Everyone has to start somewhere, and for Farizon that was in the halls of that high school nearly a decade ago.
"[Westborough] was so good at instilling a real work ethic in people." It's that sort of work ethic that landed Farizon a major role as a script supervisor for the upcoming film "Eephus," a Massachusetts-based sports film about an amateur baseball team. Filmed in Douglas, director Carson Lund's film currently holds a 100% on Rotten Tomatoes and was screened at the 2024 Cannes Film Festival.
Farizon in attendance, of course. "Eephus" has now been screened across Massachusetts, and both the Boston Globe and the New York Times have lauded the film as an exemplary sports movie.

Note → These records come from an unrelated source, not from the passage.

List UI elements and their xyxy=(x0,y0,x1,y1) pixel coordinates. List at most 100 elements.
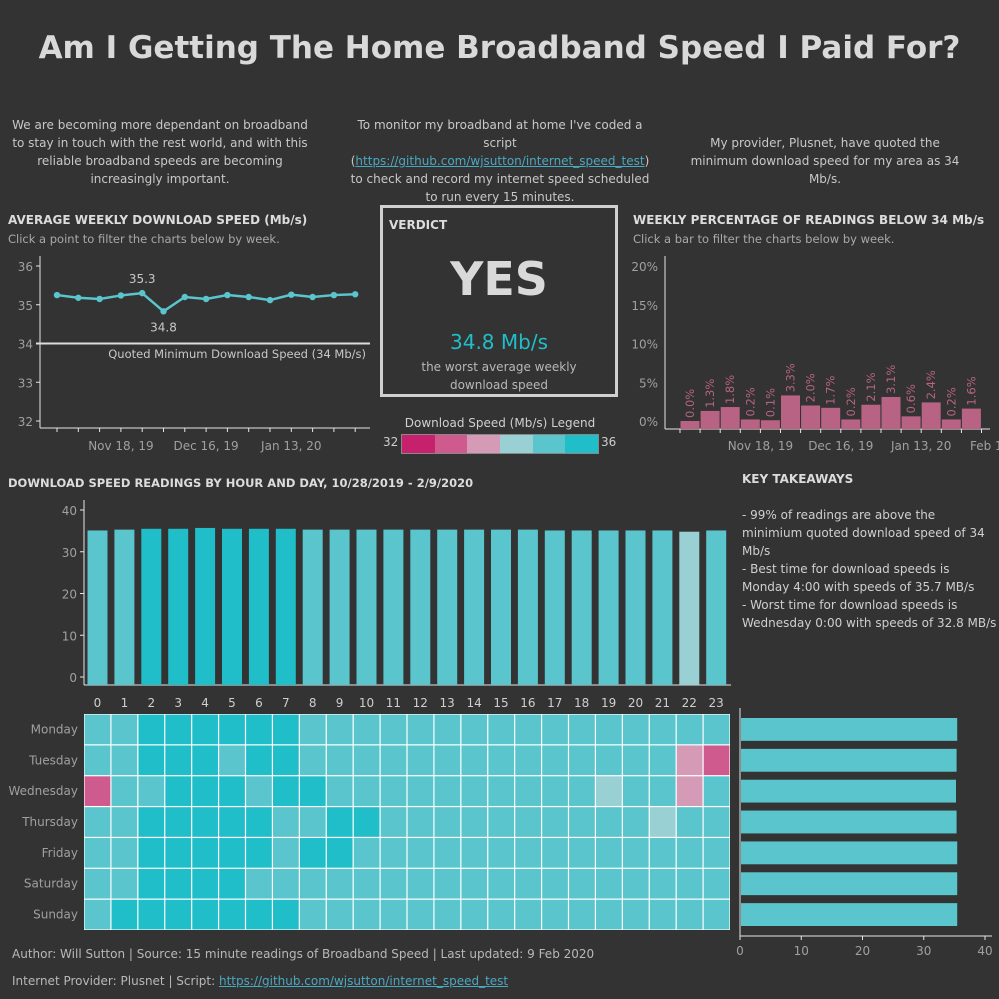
heatmap-cell[interactable] xyxy=(165,807,192,837)
heatmap-cell[interactable] xyxy=(622,868,649,899)
week-bar[interactable] xyxy=(881,396,901,429)
heatmap-cell[interactable] xyxy=(219,714,245,745)
heatmap-cell[interactable] xyxy=(703,745,730,776)
week-point[interactable] xyxy=(181,293,188,301)
heatmap-cell[interactable] xyxy=(596,838,622,868)
week-bar[interactable] xyxy=(781,395,800,429)
heatmap-cell[interactable] xyxy=(326,868,353,899)
heatmap-cell[interactable] xyxy=(649,899,676,930)
week-point[interactable] xyxy=(160,308,167,315)
heatmap-cell[interactable] xyxy=(299,868,326,899)
heatmap-cell[interactable] xyxy=(434,807,461,837)
heatmap-cell[interactable] xyxy=(703,714,730,745)
heatmap-cell[interactable] xyxy=(84,714,111,745)
heatmap-cell[interactable] xyxy=(353,714,380,745)
heatmap-cell[interactable] xyxy=(84,807,111,837)
hour-bar[interactable] xyxy=(652,530,673,685)
heatmap-cell[interactable] xyxy=(353,776,380,806)
heatmap-cell[interactable] xyxy=(569,776,595,806)
week-bar[interactable] xyxy=(801,405,821,430)
heatmap-cell[interactable] xyxy=(111,868,138,899)
heatmap-cell[interactable] xyxy=(542,714,568,745)
heatmap-cell[interactable] xyxy=(622,807,649,837)
heatmap-cell[interactable] xyxy=(326,838,353,868)
heatmap-cell[interactable] xyxy=(569,807,595,837)
hour-bar[interactable] xyxy=(275,528,296,685)
heatmap-cell[interactable] xyxy=(219,838,245,868)
heatmap-cell[interactable] xyxy=(434,838,461,868)
heatmap-cell[interactable] xyxy=(299,776,326,806)
heatmap-cell[interactable] xyxy=(84,868,111,899)
heatmap-cell[interactable] xyxy=(273,776,299,806)
week-bar[interactable] xyxy=(740,419,760,429)
heatmap-cell[interactable] xyxy=(649,838,676,868)
heatmap-cell[interactable] xyxy=(461,745,488,776)
heatmap-cell[interactable] xyxy=(380,868,407,899)
heatmap-cell[interactable] xyxy=(299,838,326,868)
heatmap-cell[interactable] xyxy=(488,745,515,776)
week-point[interactable] xyxy=(245,293,252,301)
week-bar[interactable] xyxy=(861,404,881,429)
heatmap-cell[interactable] xyxy=(596,776,622,806)
heatmap-cell[interactable] xyxy=(380,714,407,745)
heatmap-cell[interactable] xyxy=(353,807,380,837)
heatmap-cell[interactable] xyxy=(111,838,138,868)
hour-bar[interactable] xyxy=(517,529,538,685)
heatmap-cell[interactable] xyxy=(326,807,353,837)
week-point[interactable] xyxy=(288,291,295,298)
heatmap-cell[interactable] xyxy=(542,776,568,806)
heatmap-cell[interactable] xyxy=(434,899,461,930)
heatmap-cell[interactable] xyxy=(515,776,541,806)
heatmap-cell[interactable] xyxy=(461,838,488,868)
heatmap-cell[interactable] xyxy=(515,899,541,930)
week-bar[interactable] xyxy=(760,420,780,429)
heatmap-cell[interactable] xyxy=(488,838,515,868)
hour-bar[interactable] xyxy=(329,529,350,685)
hour-bar[interactable] xyxy=(222,528,242,685)
heatmap-cell[interactable] xyxy=(273,868,299,899)
heatmap-cell[interactable] xyxy=(676,745,703,776)
hour-bar[interactable] xyxy=(679,531,700,685)
heatmap-cell[interactable] xyxy=(326,714,353,745)
heatmap-cell[interactable] xyxy=(353,838,380,868)
week-bar[interactable] xyxy=(821,407,841,429)
hour-bar[interactable] xyxy=(114,529,135,685)
heatmap-cell[interactable] xyxy=(542,807,568,837)
heatmap-cell[interactable] xyxy=(649,776,676,806)
heatmap-cell[interactable] xyxy=(138,776,165,806)
heatmap-cell[interactable] xyxy=(353,745,380,776)
week-bar[interactable] xyxy=(941,419,961,429)
hour-bar[interactable] xyxy=(87,530,108,685)
week-point[interactable] xyxy=(117,292,125,299)
heatmap-cell[interactable] xyxy=(703,868,730,899)
heatmap-cell[interactable] xyxy=(407,745,434,776)
week-bar[interactable] xyxy=(901,416,921,429)
heatmap-cell[interactable] xyxy=(515,868,541,899)
heatmap-cell[interactable] xyxy=(676,714,703,745)
week-bar[interactable] xyxy=(700,410,720,429)
heatmap-cell[interactable] xyxy=(165,899,192,930)
heatmap-cell[interactable] xyxy=(84,745,111,776)
day-bar[interactable] xyxy=(741,810,957,834)
heatmap-cell[interactable] xyxy=(299,807,326,837)
week-point[interactable] xyxy=(202,295,210,303)
heatmap-cell[interactable] xyxy=(246,899,272,930)
heatmap-cell[interactable] xyxy=(488,776,515,806)
hour-bar[interactable] xyxy=(464,529,485,685)
hour-bar[interactable] xyxy=(302,529,323,685)
heatmap-cell[interactable] xyxy=(622,899,649,930)
heatmap-cell[interactable] xyxy=(461,899,488,930)
heatmap-cell[interactable] xyxy=(434,714,461,745)
week-bar[interactable] xyxy=(921,402,941,429)
heatmap-cell[interactable] xyxy=(649,868,676,899)
week-point[interactable] xyxy=(266,296,274,304)
day-bar[interactable] xyxy=(741,748,957,772)
week-point[interactable] xyxy=(330,291,338,299)
day-bar[interactable] xyxy=(741,779,956,803)
heatmap-cell[interactable] xyxy=(246,807,272,837)
heatmap-cell[interactable] xyxy=(246,714,272,745)
week-point[interactable] xyxy=(352,291,359,298)
hour-bar[interactable] xyxy=(544,530,565,685)
hour-bar[interactable] xyxy=(195,527,216,685)
heatmap-cell[interactable] xyxy=(407,838,434,868)
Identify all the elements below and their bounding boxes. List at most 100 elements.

It's that combination of a critically acclaimed underdog film and an up-and-coming crowd-funded short that creates a realized body of work that many veterans in the film industry work decades to achieve.
But no matter how far Farizon travels, she's always kept her Westborough roots in mind.
"Even after I came back following college everyone was so supportive," she said. "When I worked there as a substitute teacher I got to see the back end of it, and that gave me a deeper appreciation for my mentors."
While Westborough may barely crack the top quarter of the Commonwealth's most populated cities, its roots have spread to the Cannes Film Festival in France to the Dolby Theater in California. Farizon's artistic spark may have been born in Westborough, but her works are now lining silver screens across the world.
"To people in Westborough High reading this, there's value in the most random classes like modernism or film and literature," Farizon said. "I really, really hope that Westborough continues to be such a great place for people who want to explore their creativity, as well as traditional education."